In heftigen, sich allmählich immer steigernden Redefiguren erzählte sofort die Tante dem begierig aufhorchenden Neffen sowohl das abendliche Ereignis von gestern, als das frühmorgendliche von heute und den gegen den Schuster vorliegenden gegründeten Verdacht.
»Du bist ein Mann aus dem Römer,« fuhr sie dann fort, »du verstehst die Gesetze und weißt, wie für diese Hacke ein Stiel zu finden ist. Du wirst daher den Kriminalprozeß einleiten und dafür sorgen, daß der poetische Schuster samt Lehrjungen ans Halseisen kommen, und sie dann mit Ketten an den Beinen die Gassen kehren müssen!«
Der Neffe zuckte unmerklich die Achseln, war jedoch klug genug schnell eine wichtige Miene anzunehmen und, wie ein Beschützer und Gönner, vornehm zu lächeln.
»Die Sache wird zwar ihre Schwierigkeiten haben,« bemerkte er unter bedenklichen Stirnrunzeln, »vorzüglich der Beweis; denn der Malefikant wird leugnen. Allein lasse mich die Jungfer Tante nur gewähren. Der Herr Stadtschultheiß und die Herren Syndiker sind mir sehr gut bekannt. Wir verkehren viel in Schriftlichem miteinander.

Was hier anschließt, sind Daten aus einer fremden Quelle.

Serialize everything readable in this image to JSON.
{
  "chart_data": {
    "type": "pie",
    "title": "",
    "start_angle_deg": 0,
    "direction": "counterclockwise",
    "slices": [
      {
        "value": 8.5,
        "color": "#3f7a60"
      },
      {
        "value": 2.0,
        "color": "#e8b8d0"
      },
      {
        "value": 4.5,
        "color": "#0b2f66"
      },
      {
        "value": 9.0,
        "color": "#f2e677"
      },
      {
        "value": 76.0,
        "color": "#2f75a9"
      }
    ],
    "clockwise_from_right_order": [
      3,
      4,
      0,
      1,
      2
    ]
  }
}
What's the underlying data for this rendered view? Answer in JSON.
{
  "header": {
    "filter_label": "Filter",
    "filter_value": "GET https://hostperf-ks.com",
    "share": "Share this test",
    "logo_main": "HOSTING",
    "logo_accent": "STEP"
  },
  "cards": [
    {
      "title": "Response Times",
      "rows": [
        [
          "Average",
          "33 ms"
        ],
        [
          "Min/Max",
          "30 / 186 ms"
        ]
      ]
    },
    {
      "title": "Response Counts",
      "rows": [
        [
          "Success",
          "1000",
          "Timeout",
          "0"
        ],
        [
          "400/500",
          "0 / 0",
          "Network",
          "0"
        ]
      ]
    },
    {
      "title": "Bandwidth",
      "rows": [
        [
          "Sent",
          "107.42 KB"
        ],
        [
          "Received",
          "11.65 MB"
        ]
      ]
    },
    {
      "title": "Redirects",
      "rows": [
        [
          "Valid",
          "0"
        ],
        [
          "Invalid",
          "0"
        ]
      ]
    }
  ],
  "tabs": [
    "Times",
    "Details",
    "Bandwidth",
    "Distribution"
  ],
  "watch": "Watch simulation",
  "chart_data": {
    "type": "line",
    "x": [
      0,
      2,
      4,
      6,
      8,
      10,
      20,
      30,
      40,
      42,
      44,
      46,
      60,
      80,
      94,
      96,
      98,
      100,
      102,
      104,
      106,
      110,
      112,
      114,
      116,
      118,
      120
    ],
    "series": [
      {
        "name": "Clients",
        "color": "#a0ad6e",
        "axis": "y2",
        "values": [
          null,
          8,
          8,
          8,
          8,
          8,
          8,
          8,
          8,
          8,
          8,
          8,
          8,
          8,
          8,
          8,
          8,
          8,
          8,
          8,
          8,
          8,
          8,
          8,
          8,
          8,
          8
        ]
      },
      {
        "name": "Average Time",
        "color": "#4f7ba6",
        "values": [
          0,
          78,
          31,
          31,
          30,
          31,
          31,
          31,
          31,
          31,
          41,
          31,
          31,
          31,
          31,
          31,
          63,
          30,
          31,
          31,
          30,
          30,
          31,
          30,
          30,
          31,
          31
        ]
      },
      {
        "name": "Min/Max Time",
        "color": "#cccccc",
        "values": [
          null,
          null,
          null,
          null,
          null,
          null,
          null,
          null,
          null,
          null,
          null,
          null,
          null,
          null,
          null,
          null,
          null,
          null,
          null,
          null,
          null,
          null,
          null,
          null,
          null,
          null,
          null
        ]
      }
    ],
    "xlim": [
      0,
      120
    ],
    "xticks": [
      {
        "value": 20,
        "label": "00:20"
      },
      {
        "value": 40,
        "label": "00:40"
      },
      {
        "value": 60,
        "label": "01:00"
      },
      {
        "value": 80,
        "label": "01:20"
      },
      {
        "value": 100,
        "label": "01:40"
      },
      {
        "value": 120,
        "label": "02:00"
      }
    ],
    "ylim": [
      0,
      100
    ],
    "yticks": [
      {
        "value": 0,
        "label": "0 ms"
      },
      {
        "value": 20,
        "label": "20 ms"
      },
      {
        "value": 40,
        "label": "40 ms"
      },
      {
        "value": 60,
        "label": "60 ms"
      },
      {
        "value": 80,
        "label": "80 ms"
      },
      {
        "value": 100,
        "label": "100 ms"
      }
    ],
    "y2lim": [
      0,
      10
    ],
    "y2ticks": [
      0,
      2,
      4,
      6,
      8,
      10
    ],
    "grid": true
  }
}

Mit deren und meiner Hilfe werden wir ein Exempel statuieren.«
Nach noch einigen viel versprechenden Reden verließ er das Haus und wandte die raschen Schritte wieder nach dem Römer, die Tante und der Vetter Haarwachs aber blickten ihm mit Stolz nach.
»Das ist ein Mann,« brach endlich erstere entzückt aus, »vor dem jedermann Respekt haben muß.«
»Da hat Sie recht, Jungfer Base,« fiel Haarwachs in gleichfalls gehobener Stimmung ein, »und darum soll er auch mein Tochtermann werden.«
Beide reichten einander hierauf die Hände, dann ging der Metzger an seine Schirne, die Tante aber, welche jetzt erst mit Schreck bemerkte, daß sie noch gar nicht ordentlich angezogen war, rief ihrer Kathrine und begann ihren Putz zu ordnen.